Les températures élevées des océans ont des conséquences directes sur la fréquence de formation des cyclones tropicaux, notamment les ouragans qui se forment lorsque la température de l’océan dépasse les 26,5 °C. « À l’échelle planétaire, la zone tropicale de l’Atlantique nord est une des régions ayant le plus d’anomalies de SST (Sea Surface Temperature) », ajoute-t-elle. Elle provoque également une réduction de la vitesse de déplacement des cyclones tropicaux, entraînant la concentration de fortes précipitations dans une même zone pendant une longue durée.

Rue inondée après le passage de l'ouragan Irma à Fort Lauderdale (Floride), septembre 2017 - FotoKina - @Shutterstock

Le réchauffement climatique c’est aussi la fonte des glaces et donc l’augmentation du niveau de la mer. « Dans le cas du bassin de l'Atlantique Nord, on parle de 9 centimètres de plus du niveau de la mer qu'il y a 100 ans », annonce la spécialiste des régions tropicales. Cette réalité climatique rend les cyclones tropicaux beaucoup plus dévastateurs lorsque les vagues s’introduisent à l’intérieur des zones côtières.

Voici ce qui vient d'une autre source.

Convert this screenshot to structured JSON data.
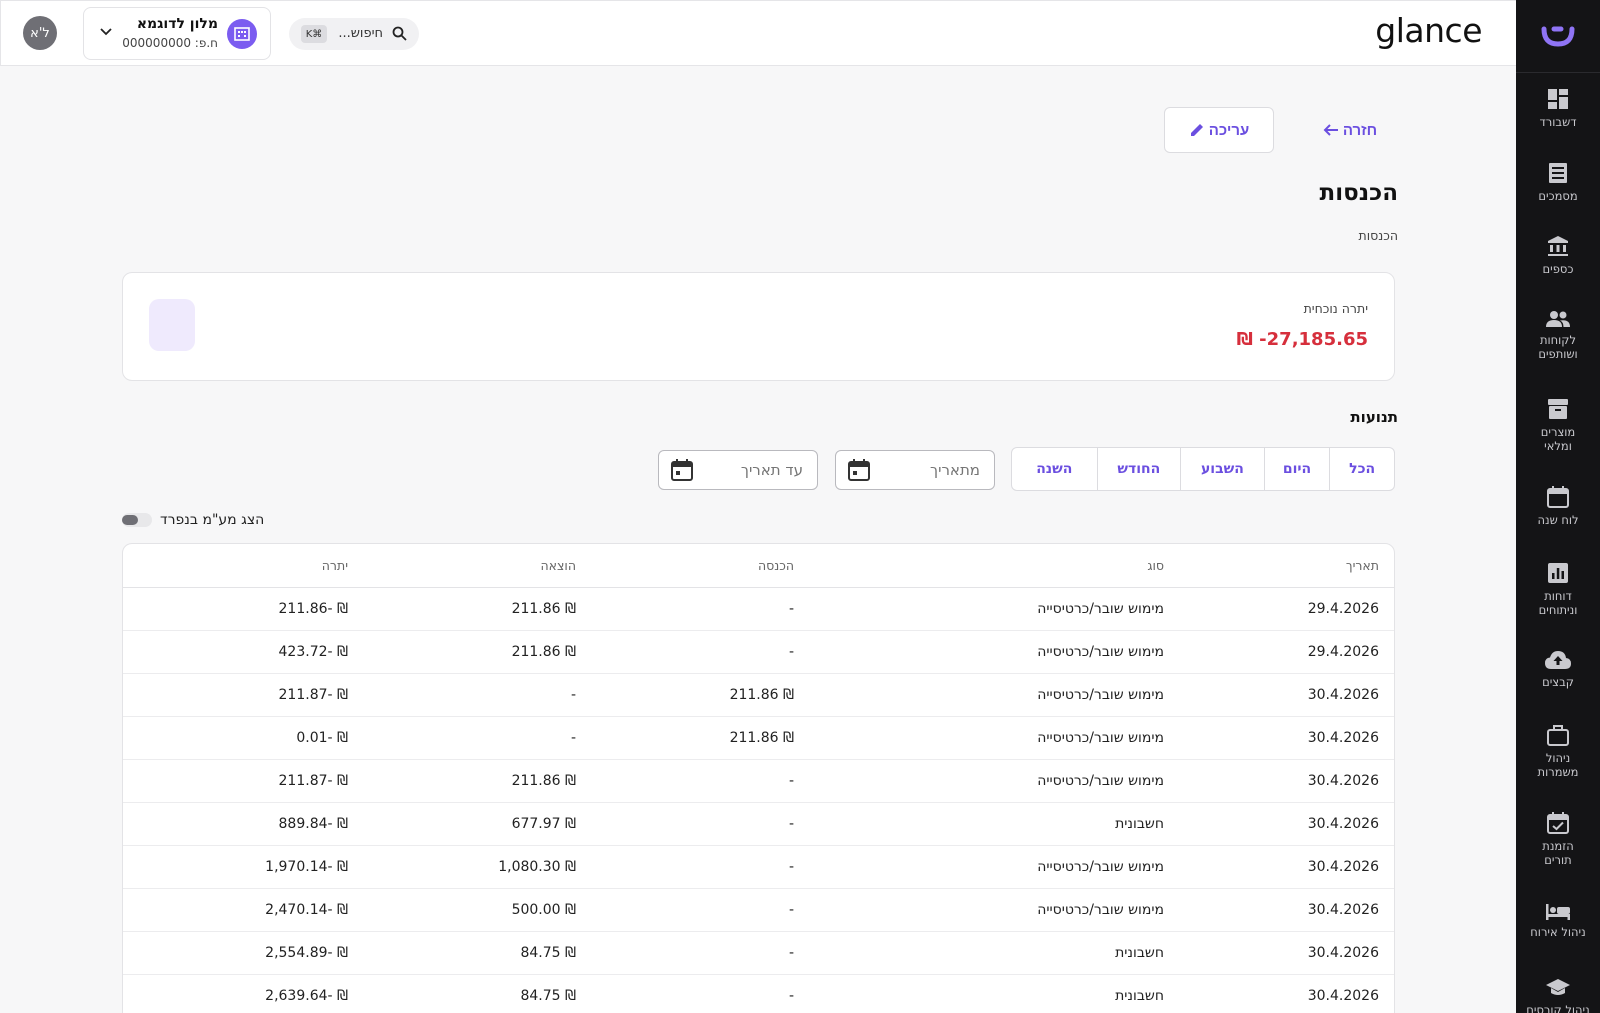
{
  "brand": "glance",
  "topbar": {
    "avatar_initials": "ל'א",
    "hotel_name": "מלון לדוגמא",
    "hotel_id": "ח.פ: 000000000",
    "search_placeholder": "חיפוש...",
    "search_shortcut": "K⌘"
  },
  "sidebar": {
    "items": [
      {
        "label": "דשבורד",
        "icon": "dashboard-icon"
      },
      {
        "label": "מסמכים",
        "icon": "documents-icon"
      },
      {
        "label": "כספים",
        "icon": "bank-icon"
      },
      {
        "label": "לקוחות ושותפים",
        "icon": "people-icon"
      },
      {
        "label": "מוצרים ומלאי",
        "icon": "archive-icon"
      },
      {
        "label": "לוח שנה",
        "icon": "calendar-icon"
      },
      {
        "label": "דוחות וניתוחים",
        "icon": "report-icon"
      },
      {
        "label": "קבצים",
        "icon": "cloud-upload-icon"
      },
      {
        "label": "ניהול משמרות",
        "icon": "briefcase-icon"
      },
      {
        "label": "הזמנת תורים",
        "icon": "calendar-check-icon"
      },
      {
        "label": "ניהול אירוח",
        "icon": "bed-icon"
      },
      {
        "label": "ניהול קורסים",
        "icon": "school-icon"
      }
    ]
  },
  "actions": {
    "back": "חזרה",
    "edit": "עריכה"
  },
  "page": {
    "title": "הכנסות",
    "breadcrumb": "הכנסות"
  },
  "balance": {
    "label": "יתרה נוכחית",
    "value": "₪ -27,185.65",
    "color": "#d62f3c"
  },
  "transactions": {
    "title": "תנועות",
    "filters": [
      "הכל",
      "היום",
      "השבוע",
      "החודש",
      "השנה"
    ],
    "from_placeholder": "מתאריך",
    "to_placeholder": "עד תאריך",
    "vat_toggle_label": "הצג מע\"מ בנפרד",
    "columns": [
      "תאריך",
      "סוג",
      "הכנסה",
      "הוצאה",
      "יתרה"
    ],
    "rows": [
      [
        "29.4.2026",
        "מימוש שובר/כרטיסייה",
        "-",
        "₪ 211.86",
        "₪ -211.86"
      ],
      [
        "29.4.2026",
        "מימוש שובר/כרטיסייה",
        "-",
        "₪ 211.86",
        "₪ -423.72"
      ],
      [
        "30.4.2026",
        "מימוש שובר/כרטיסייה",
        "₪ 211.86",
        "-",
        "₪ -211.87"
      ],
      [
        "30.4.2026",
        "מימוש שובר/כרטיסייה",
        "₪ 211.86",
        "-",
        "₪ -0.01"
      ],
      [
        "30.4.2026",
        "מימוש שובר/כרטיסייה",
        "-",
        "₪ 211.86",
        "₪ -211.87"
      ],
      [
        "30.4.2026",
        "חשבונית",
        "-",
        "₪ 677.97",
        "₪ -889.84"
      ],
      [
        "30.4.2026",
        "מימוש שובר/כרטיסייה",
        "-",
        "₪ 1,080.30",
        "₪ -1,970.14"
      ],
      [
        "30.4.2026",
        "מימוש שובר/כרטיסייה",
        "-",
        "₪ 500.00",
        "₪ -2,470.14"
      ],
      [
        "30.4.2026",
        "חשבונית",
        "-",
        "₪ 84.75",
        "₪ -2,554.89"
      ],
      [
        "30.4.2026",
        "חשבונית",
        "-",
        "₪ 84.75",
        "₪ -2,639.64"
      ]
    ]
  },
  "colors": {
    "accent": "#6b4fe0",
    "sidebar_bg": "#141416",
    "negative": "#d62f3c"
  }
}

De plus, la formation d’ouragans vers de nouvelles latitudes s’ajoute aux nombreuses préoccupations. « La température anormale de l'océan commence à s'étendre, au-delà de la zone purement tropicale, vers des zones subtropicales », assure Rosa Roman-Cuesta. Nous avons pu observer les dégâts impressionnants de l’ouragan Fiona, en septembre dernier, qui a atteint les côtes atlantiques du Canada, battant des records historiques dans le pays.

… mais pas seulement

On rejette souvent la faute au changement et au réchauffement climatique, mais l’Homme a largement contribué aux dérèglements climatiques que nous connaissons actuellement. Rosa Roman-Cuesta s'insurge :

« Il y a un manque horrible de planification urbaine et de programmes de réduction des risques tenant compte de la vulnérabilité due à l’élimination des mangroves et autres écosystèmes qui protégeaient les zones côtières. C'est l'économie qui prime et non les scénarios futurs d’une augmentation de ces phénomènes extrêmes. Nous sommes en train d’en payer le prix fort. »

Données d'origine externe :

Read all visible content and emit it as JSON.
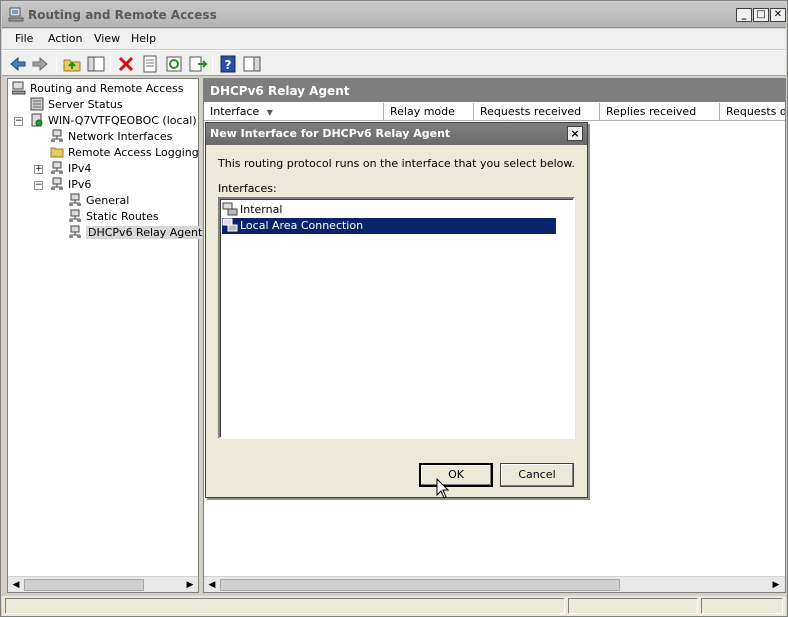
{
  "window": {
    "title": "Routing and Remote Access"
  },
  "menu": [
    "File",
    "Action",
    "View",
    "Help"
  ],
  "tree": {
    "items": [
      {
        "label": "Routing and Remote Access",
        "icon": "server-console-icon"
      },
      {
        "label": "Server Status",
        "icon": "server-status-icon"
      },
      {
        "label": "WIN-Q7VTFQEOBOC (local)",
        "icon": "server-icon",
        "expander": "−"
      },
      {
        "label": "Network Interfaces",
        "icon": "network-icon"
      },
      {
        "label": "Remote Access Logging & P",
        "icon": "folder-icon"
      },
      {
        "label": "IPv4",
        "icon": "network-icon",
        "expander": "+"
      },
      {
        "label": "IPv6",
        "icon": "network-icon",
        "expander": "−"
      },
      {
        "label": "General",
        "icon": "network-icon"
      },
      {
        "label": "Static Routes",
        "icon": "network-icon"
      },
      {
        "label": "DHCPv6 Relay Agent",
        "icon": "network-icon"
      }
    ]
  },
  "right": {
    "header": "DHCPv6 Relay Agent",
    "columns": [
      "Interface",
      "Relay mode",
      "Requests received",
      "Replies received",
      "Requests dis"
    ]
  },
  "dialog": {
    "title": "New Interface for DHCPv6 Relay Agent",
    "description": "This routing protocol runs on the interface that you select below.",
    "list_label": "Interfaces:",
    "interfaces": [
      "Internal",
      "Local Area Connection"
    ],
    "selected": "Local Area Connection",
    "ok_label": "OK",
    "cancel_label": "Cancel",
    "close_symbol": "×"
  },
  "colors": {
    "selection": "#0a246a",
    "header_bg": "#7e7e7e"
  }
}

L’augmentation générale du danger climatique, qui se caractérise par l’intensité, la fréquence et la durée d’un évènement climatique, associée à une plus grande exposition et vulnérabilité, ne peut que favoriser le risque de catastrophes. D’après les chiffres publiés par l’OMM, au cours des 50 dernières années, 1 942 catastrophes ont été attribuées aux cyclones tropicaux causant 1 407,6 milliards de dollars de pertes économiques. « Nous constatons qu’un pays touché par un ouragan a besoin d’au moins 20 ans pour rétablir son niveau écologique, et 30 ans pour récupérer son niveau économique », assure-t-elle.

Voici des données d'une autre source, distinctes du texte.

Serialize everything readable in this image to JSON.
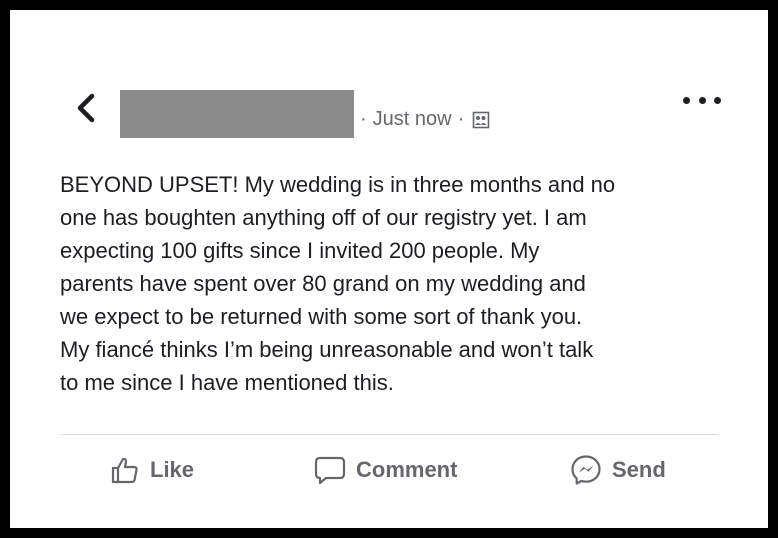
{
  "header": {
    "timestamp": "Just now",
    "separator": "·",
    "audience_icon": "friends-audience-icon"
  },
  "post": {
    "lines": [
      "BEYOND UPSET! My wedding is in three months and no",
      "one has boughten anything off of our registry yet. I am",
      "expecting 100 gifts since I invited 200 people. My",
      "parents have spent over 80 grand on my wedding and",
      "we expect to be returned with some sort of thank you.",
      "My fiancé thinks I’m being unreasonable and won’t talk",
      "to me since I have mentioned this."
    ]
  },
  "actions": {
    "like_label": "Like",
    "comment_label": "Comment",
    "send_label": "Send"
  },
  "icons": {
    "back": "chevron-left-icon",
    "more": "more-horizontal-icon",
    "like": "thumbs-up-icon",
    "comment": "speech-bubble-icon",
    "send": "messenger-icon"
  },
  "colors": {
    "frame": "#000000",
    "card": "#ffffff",
    "text": "#1c1e21",
    "muted": "#65676b",
    "redaction": "#8c8c8c"
  }
}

C’est pourquoi, pendant la COP 27 en Égypte, la question des « pertes et dommages » liés aux catastrophes climatiques a été traitée, et la communauté internationale est parvenue à un accord sur l’établissement d’un mécanisme de financement pour indemniser les pays vulnérables.

Mais ne faudrait-il pas agir en amont et arrêter de détruire les écosystèmes qui nous entourent pour limiter le nombre de catastrophes naturelles aux conséquences humaines et économiques dévastatrices ? C’est ce que pense la chercheuse Rosa Roman-Cuesta :

« Cela n’a aucun sens de demander de l'argent pour le rétablissement post-catastrophe climatique, alors que de nombreux pays et États insulaires suppriment activement leurs barrières biologiques qui servent à protéger les zones côtières. »

Il y a des moyens d’agir pour réduire les impacts liés à ces phénomènes extrêmes, mais les politiques gouvernementales doivent prendre conscience de l’urgence de restaurer nos écosystèmes côtiers et marins pour éviter de futures catastrophes.